On the other hand, the United Church of Canada (UCC), at its 37th General Council in 2000, adopted a resolution which “affirmed that human sexual orientations, whether heterosexual or homosexual, are a gift from God and part of the marvellous diversity of creation.” In addition, the Council “adopted the policy to affirm and work toward the civil recognition of same-sex partnerships.” In a 2005 press release, Jackie Harper of UCC Family Ministries declared that marriage is grounded in “God’s love for humanity, love between life partners who seek to live in relationships based on trust, mutuality, and commitment” and that “No one is beyond the love of God; no one is disenfranchised because of their choice of partner.” Although the UCC recognizes that it must be open to criticism of biblical scripture, it nevertheless continues to “take the Bible seriously as the Church’s central book and trustworthy source for hearing God’s Living Word…. It is essential in our seeking to be a community of and for God in our time.”

Thus bible.org and the UCC adopt very different attitudes towards homosexuality and gay marriage. Yet both base their stance on the Christian god and bible. Both claim to be doing the right thing.


Now, one might respond to the above examples with a shrug of the shoulders.

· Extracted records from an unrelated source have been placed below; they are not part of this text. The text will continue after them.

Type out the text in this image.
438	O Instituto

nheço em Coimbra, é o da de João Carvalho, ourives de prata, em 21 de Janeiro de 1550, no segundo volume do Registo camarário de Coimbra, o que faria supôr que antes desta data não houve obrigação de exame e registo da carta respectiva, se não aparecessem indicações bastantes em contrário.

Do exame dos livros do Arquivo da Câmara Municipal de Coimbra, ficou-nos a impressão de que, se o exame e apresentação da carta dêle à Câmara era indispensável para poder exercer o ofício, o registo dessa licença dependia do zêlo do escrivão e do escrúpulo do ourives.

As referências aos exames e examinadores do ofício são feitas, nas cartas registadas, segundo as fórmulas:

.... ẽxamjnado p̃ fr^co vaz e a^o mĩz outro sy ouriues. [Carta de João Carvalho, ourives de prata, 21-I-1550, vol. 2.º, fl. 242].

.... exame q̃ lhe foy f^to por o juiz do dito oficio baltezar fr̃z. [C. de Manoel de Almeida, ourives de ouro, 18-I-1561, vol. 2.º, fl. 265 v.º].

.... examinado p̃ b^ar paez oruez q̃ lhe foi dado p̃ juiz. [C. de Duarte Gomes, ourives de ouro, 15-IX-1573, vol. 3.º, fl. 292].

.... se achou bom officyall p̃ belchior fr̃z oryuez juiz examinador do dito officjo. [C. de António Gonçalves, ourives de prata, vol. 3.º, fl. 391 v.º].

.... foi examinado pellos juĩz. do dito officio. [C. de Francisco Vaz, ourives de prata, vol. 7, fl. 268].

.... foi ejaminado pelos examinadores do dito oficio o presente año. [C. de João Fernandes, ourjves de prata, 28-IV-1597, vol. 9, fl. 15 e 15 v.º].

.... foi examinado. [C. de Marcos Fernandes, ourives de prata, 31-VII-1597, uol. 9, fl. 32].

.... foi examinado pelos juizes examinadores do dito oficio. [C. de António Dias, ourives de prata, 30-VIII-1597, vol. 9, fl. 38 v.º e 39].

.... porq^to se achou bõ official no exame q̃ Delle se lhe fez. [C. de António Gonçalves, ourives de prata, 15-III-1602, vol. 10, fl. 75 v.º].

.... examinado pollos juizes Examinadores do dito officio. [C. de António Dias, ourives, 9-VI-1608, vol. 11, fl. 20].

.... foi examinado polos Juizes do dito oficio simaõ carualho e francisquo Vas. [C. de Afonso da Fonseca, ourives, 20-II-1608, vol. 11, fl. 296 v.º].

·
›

So Christians disagree on a number of issues? So does everyone else. So what?

Here is what: All four positions above are based – or at least claim to be based – on Christianity, the Christian “God”, and “sacred” scripture. These examples confirm what we already suspected: you can use the bible (or the qur’an, or any other “holy” scripture) to prove and promote whatever it is that you already decided you want to support. The Cornwall Alliance says that god loves humanity more than the rest of creation, Blessed Earth says that god loves all creation, bible.org says that god loves homosexuals who convert to heterosexuality, and the UCC says that god loves even gays who remain gay. All four declarations are vacuous nonsense. Even if one insists on believing in god, no one has a clue what he, she or it loves, hates, approves, disapproves or wants.

These two issues illustrate the arbitrariness of theistic morality. A moral argument, in order to be taken seriously, needs to be related to real-word concerns, aspects of reality that all persons can recognize, regardless of their religion or irreligion. The evocation of god and scripture is a form of retro-fitting, an attempt to legitimize and even sacralize an opinion by applying a veneer of “divine” status, a veneer which may have a strong emotional charge but which is of no intellectual value. Basically, it is cheating, a form of intellectual dishonesty. An honest approach would be to jettison completely all supernatural elements from each of the four positions, thus leaving only real-world arguments which could then be evaluated objectively in order to establish the relative merits of each.

I assume that most readers would sympathize more with Blessed Earth and the UCC than with the other two organizations. I am not attempting to obfuscate the important differences between the opposing sides in these two debates. But I insist on the importance of recognizing what the opposite sides have in common: a spurious appeal to supernatural nonsense which adds nothing to our understanding and distracts us from the important issues at hand.


In my two blogs dealing with the will of “God,” I have yet to mention what is arguably the most important argument, and certainly one of the oldest, against theistic morality. Most readers are probably familiar with it. I am referring of course to the simple but insightful question asked by Socrates, as reported by Plato in his dialogue Euthyphro. The question can be paraphrased thus: Is the “good” good because the gods says so, or is it good in and of itself? The first option undermines morality by reducing it to mere capriciousness; the second makes the gods irrelevant. Either way, basing morality on divine will is unnecessary, futile and unwise.